Eniya bilang, problem itu tidak hanya pada ketersediaan CPO saja, namun juga kemampuan dana insentif biodiesel yang dikelola Badan Pengelola Dana Perkebunan Kelapa Sawit (BPDPKS).
Meski begitu, dia mengklaim, penerapan B40 nantinya relatif aman dari sisi pasokan bahan baku. Dia memperkirakan sekitar 4 juta ton CPO masih sisa jika pemerintah memutuskan untuk mengadopsi program B40 dalam waktu dekat.

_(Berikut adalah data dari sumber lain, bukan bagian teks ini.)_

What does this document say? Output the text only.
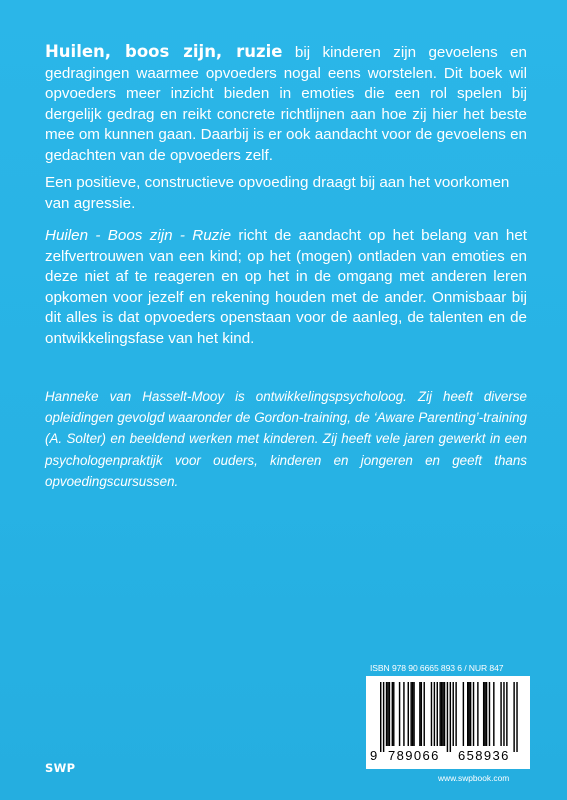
Huilen, boos zijn, ruzie bij kinderen zijn gevoelens en gedragingen waarmee opvoeders nogal eens worstelen. Dit boek wil opvoeders meer inzicht bieden in emoties die een rol spelen bij dergelijk gedrag en reikt concrete richtlijnen aan hoe zij hier het beste mee om kunnen gaan. Daarbij is er ook aandacht voor de gevoelens en gedachten van de opvoeders zelf.

Een positieve, constructieve opvoeding draagt bij aan het voorkomen van agressie.

Huilen - Boos zijn - Ruzie richt de aandacht op het belang van het zelfvertrouwen van een kind; op het (mogen) ontladen van emoties en deze niet af te reageren en op het in de omgang met anderen leren opkomen voor jezelf en rekening houden met de ander. Onmisbaar bij dit alles is dat opvoeders openstaan voor de aanleg, de talenten en de ontwikkelingsfase van het kind.

Hanneke van Hasselt-Mooy is ontwikkelingspsycholoog. Zij heeft diverse opleidingen gevolgd waaronder de Gordon-training, de ‘Aware Parenting’-training (A. Solter) en beeldend werken met kinderen. Zij heeft vele jaren gewerkt in een psychologenpraktijk voor ouders, kinderen en jongeren en geeft thans opvoedingscursussen.

ISBN 978 90 6665 893 6 / NUR 847
9 789066 658936
www.swpbook.com
SWP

Kementerian ESDM sendiri memperkirakan stok minimal minyak kelapa sawit mentah untuk menopang program Biodiesel B40 sekitar 17,57 juta kiloliter. Hitung-hitungan itu berasal dari asumsi kebutuhan solar tahun 2024 sebesar 38,04 juta kiloliter.

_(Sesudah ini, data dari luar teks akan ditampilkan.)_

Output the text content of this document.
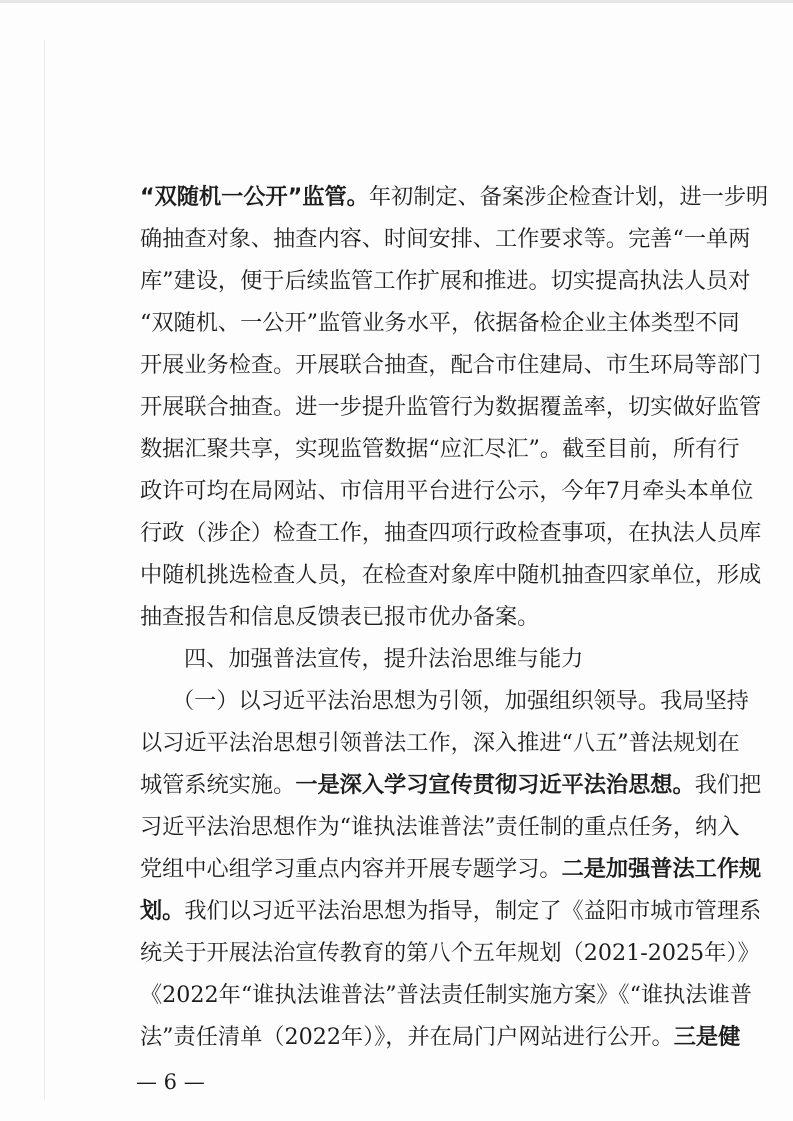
“双随机一公开”监管。年初制定、备案涉企检查计划，进一步明
确抽查对象、抽查内容、时间安排、工作要求等。完善“一单两
库”建设，便于后续监管工作扩展和推进。切实提高执法人员对
“双随机、一公开”监管业务水平，依据备检企业主体类型不同
开展业务检查。开展联合抽查，配合市住建局、市生环局等部门
开展联合抽查。进一步提升监管行为数据覆盖率，切实做好监管
数据汇聚共享，实现监管数据“应汇尽汇”。截至目前，所有行
政许可均在局网站、市信用平台进行公示，今年7月牵头本单位
行政（涉企）检查工作，抽查四项行政检查事项，在执法人员库
中随机挑选检查人员，在检查对象库中随机抽查四家单位，形成
抽查报告和信息反馈表已报市优办备案。
四、加强普法宣传，提升法治思维与能力
（一）以习近平法治思想为引领，加强组织领导。我局坚持
以习近平法治思想引领普法工作，深入推进“八五”普法规划在
城管系统实施。一是深入学习宣传贯彻习近平法治思想。我们把
习近平法治思想作为“谁执法谁普法”责任制的重点任务，纳入
党组中心组学习重点内容并开展专题学习。二是加强普法工作规
划。我们以习近平法治思想为指导，制定了《益阳市城市管理系
统关于开展法治宣传教育的第八个五年规划（2021-2025年）》
《2022年“谁执法谁普法”普法责任制实施方案》《“谁执法谁普
法”责任清单（2022年）》，并在局门户网站进行公开。三是健
— 6 —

Sementara, dengan asumsi pertumbuhan rata-rata produk domestik bruto (PDB) sebesar 5%. Maka penyaluran B40 diperlukan stok CPO domestik sekitar 17,57 juta kiloliter atau sekitar 15,29 juta ton CPO.
Nah, rupanya kekhawatiran soal pasokan CPO ini diakui Ketua Umum Gabungan Pengusaha Kelapa Sawit Indonesia (GAPKI), Eddy Martono. Menurutnya, dengan mandatori B40 kemungkinan ekspor CPO sudah mulai berkurang.
“Kebutuhan untuk B35 sekitar 12 juta ton CPO, kemudian kebutuhan untuk B40 sekitar 14 juta ton CPO dan kebutuhan pangan saat ini sekitar 10,2 juta ton,” ungkap Eddy.
Eddy bilang, jika dinaikkan menjadi B40 maka kebutuhan dalam negeri untuk pangan dan energi akan berada di angka 24 juta ton. Sedangkan, ekspor Indonesia saat ini didominasi oleh produk refine palm oil. Artinya, dari sisi ekspor jika mengikuti mandatori dinaikkan menjadi B40, maka akan berada di angka 30-an juta ton.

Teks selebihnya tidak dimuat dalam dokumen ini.